Speaking after the hearing, Scholz said his ministry had taken steps to “continually improve” how the FIU works so that “potential offenders do not go
undiscovered”.

In a statement to the committee, Scholz said that no minister could solve all problems “at the click of a finger”, sources inside the room told AFP.

Ahead of the meeting, opposition parties and the SPD’s coalition partners, the conservative CDU-CSU alliance, accused Scholz of failures in the fight against money laundering.

CSU committee member Hans Michelbach described a “wide range of failures” that the finance minister would need to answer for.

Merkel’s conservative bloc has seen a steady decline in opinion polls under unpopular candidate Armin Laschet, allowing Scholz’s centre-left Social Party (SPD) to grab a late polling lead.

“Nerves at the SPD are shredded” at the prospect that the scandal could have an impact on the party’s poll ratings, according to German weekly Der Spiegel.

But prosecutors are also under scrutiny over the timing of their raids.

Tough questions

In a televised election debate on Sunday, Laschet once again seized on the opportunity to reproach Scholz over the FIU controversy.

Laschet called the investigation the latest example of the minister falling short of his oversight duties in a series of recent financial scandals.

Scholz sharply rejected the accusation, saying he had introduced a series of reforms to fight money laundering and corporate fraud.

READ ALSO: ‘Most Merkel-like candidate’: SPD’s Scholz wins final German election TV debate

Scholz has previously been criticised for the failure of his ministry to heed early warning signs from the payments company Wirecard, which collapsed
last year after acknowledging a €1.9-billion ($2.2-billion) hole in its accounts.

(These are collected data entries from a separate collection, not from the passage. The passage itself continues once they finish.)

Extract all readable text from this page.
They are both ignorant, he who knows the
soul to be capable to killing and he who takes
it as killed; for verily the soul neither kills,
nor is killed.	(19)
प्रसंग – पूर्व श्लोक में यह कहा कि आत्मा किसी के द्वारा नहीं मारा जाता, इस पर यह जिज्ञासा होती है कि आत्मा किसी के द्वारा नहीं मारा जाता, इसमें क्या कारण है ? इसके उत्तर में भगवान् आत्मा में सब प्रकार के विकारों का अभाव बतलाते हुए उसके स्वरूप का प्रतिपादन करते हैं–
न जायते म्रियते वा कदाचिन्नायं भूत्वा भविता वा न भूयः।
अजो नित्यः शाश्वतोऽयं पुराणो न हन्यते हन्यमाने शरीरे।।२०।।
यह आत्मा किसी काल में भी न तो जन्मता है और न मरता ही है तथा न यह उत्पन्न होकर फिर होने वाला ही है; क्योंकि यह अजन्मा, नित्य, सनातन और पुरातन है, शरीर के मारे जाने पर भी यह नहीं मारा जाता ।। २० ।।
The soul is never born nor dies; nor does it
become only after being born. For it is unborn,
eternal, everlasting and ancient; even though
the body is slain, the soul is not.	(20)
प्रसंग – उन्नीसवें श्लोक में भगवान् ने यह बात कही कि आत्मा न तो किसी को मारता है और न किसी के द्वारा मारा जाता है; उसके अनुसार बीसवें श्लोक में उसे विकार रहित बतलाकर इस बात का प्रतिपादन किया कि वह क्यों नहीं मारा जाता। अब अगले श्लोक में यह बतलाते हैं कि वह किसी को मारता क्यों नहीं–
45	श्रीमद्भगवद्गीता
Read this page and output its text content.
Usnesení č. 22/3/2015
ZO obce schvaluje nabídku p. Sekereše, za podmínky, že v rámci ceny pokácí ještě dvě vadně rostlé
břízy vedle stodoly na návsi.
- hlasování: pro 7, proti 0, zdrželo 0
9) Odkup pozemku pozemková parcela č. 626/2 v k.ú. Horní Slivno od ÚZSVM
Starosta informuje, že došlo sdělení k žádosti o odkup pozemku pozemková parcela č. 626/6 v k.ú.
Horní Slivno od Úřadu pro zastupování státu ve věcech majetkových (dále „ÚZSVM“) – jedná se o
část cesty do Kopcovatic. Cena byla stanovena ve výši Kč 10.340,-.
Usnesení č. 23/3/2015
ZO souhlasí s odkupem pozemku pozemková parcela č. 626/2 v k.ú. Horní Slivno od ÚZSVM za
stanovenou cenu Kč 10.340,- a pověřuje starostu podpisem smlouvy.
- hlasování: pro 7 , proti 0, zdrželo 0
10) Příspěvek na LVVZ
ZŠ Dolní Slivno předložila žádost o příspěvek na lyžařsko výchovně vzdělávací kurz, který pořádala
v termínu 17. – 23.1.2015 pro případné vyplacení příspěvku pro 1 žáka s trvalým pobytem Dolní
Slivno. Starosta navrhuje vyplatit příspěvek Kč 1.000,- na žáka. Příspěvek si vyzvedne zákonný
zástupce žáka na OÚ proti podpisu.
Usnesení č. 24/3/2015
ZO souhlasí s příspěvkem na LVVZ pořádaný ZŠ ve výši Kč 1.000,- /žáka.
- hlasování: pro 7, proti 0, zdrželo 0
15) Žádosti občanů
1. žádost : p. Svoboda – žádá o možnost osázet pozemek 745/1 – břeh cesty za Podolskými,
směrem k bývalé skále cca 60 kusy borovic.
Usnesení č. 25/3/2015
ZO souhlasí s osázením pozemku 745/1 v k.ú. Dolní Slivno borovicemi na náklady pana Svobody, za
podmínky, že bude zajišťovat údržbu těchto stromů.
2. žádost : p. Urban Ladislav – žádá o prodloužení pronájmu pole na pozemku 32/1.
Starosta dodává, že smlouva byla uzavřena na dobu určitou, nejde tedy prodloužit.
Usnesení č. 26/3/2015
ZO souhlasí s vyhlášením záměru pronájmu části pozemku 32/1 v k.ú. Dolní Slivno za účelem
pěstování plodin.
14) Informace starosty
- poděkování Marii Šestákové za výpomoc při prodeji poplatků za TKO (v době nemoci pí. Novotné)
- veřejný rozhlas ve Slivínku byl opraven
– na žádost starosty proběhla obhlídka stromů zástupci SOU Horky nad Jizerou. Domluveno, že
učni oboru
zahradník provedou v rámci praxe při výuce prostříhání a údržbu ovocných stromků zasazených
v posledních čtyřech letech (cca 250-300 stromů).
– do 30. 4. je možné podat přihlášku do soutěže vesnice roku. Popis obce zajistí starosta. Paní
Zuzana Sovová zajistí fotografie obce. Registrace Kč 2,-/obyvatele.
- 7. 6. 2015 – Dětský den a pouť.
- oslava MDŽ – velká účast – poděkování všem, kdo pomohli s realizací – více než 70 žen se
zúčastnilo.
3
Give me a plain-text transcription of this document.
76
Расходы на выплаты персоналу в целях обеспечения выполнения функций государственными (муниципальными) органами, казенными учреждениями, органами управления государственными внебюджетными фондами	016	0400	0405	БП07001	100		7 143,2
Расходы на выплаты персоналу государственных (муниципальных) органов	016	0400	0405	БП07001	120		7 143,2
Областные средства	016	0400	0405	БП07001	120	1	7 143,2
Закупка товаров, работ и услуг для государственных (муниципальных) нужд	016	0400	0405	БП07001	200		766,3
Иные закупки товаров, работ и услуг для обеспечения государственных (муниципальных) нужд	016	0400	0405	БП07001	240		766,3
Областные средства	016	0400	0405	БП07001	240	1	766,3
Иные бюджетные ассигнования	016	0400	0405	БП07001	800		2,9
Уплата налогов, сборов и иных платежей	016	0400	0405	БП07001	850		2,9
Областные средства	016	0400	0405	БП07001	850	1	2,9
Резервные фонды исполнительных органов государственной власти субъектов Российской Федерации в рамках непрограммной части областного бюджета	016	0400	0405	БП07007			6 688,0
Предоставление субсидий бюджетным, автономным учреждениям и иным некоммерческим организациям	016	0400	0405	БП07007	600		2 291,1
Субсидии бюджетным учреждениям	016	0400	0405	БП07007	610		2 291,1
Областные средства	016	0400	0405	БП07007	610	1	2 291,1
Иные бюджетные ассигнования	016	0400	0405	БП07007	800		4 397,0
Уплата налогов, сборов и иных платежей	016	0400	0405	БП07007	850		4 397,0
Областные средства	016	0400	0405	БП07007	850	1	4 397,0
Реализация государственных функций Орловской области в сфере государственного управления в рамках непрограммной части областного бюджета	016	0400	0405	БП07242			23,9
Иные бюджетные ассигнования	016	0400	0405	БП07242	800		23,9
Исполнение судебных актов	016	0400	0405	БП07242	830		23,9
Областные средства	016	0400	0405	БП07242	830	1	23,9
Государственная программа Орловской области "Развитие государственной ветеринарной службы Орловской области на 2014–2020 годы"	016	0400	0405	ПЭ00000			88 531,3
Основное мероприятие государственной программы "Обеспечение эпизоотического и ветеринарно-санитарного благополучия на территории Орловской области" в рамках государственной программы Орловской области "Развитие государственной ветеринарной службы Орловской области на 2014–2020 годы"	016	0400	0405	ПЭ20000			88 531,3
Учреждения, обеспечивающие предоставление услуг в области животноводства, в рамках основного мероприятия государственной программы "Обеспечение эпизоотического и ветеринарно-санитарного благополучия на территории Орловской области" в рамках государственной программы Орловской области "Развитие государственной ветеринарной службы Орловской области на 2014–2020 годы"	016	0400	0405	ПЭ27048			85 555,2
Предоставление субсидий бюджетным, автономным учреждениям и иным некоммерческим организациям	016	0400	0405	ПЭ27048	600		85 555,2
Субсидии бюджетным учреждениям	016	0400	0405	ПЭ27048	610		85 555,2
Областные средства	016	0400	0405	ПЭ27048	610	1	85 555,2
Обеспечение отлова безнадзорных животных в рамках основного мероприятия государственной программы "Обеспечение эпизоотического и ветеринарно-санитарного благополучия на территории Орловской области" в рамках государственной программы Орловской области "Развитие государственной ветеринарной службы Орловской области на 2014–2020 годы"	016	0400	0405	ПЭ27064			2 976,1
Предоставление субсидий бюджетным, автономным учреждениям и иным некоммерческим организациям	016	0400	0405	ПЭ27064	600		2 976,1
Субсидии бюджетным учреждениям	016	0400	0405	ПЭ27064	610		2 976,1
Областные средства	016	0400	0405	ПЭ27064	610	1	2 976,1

The finance minister appeared in front of a parliamentary inquiry into Wirecard earlier this year, where he denied responsibility for the collapse of the company.

On the campaign trail, Scholz has defended his response to Wirecard, saying that he has led an effort to strengthen Germany’s financial watchdog in the aftermath.

“We did what we had to do,” Scholz said when confronted with accusations in a televised debate.

Scholz has also come under fire over Germany’s “cum-ex” tax fraud saga, a complicated share dividend scam that went on for years and is estimated to have cost the state some 5.5 billion euros.

The former mayor of Hamburg has denied putting pressure on the city’s tax authorities after meeting with the owner of a bank implicated in the scandal in 2016.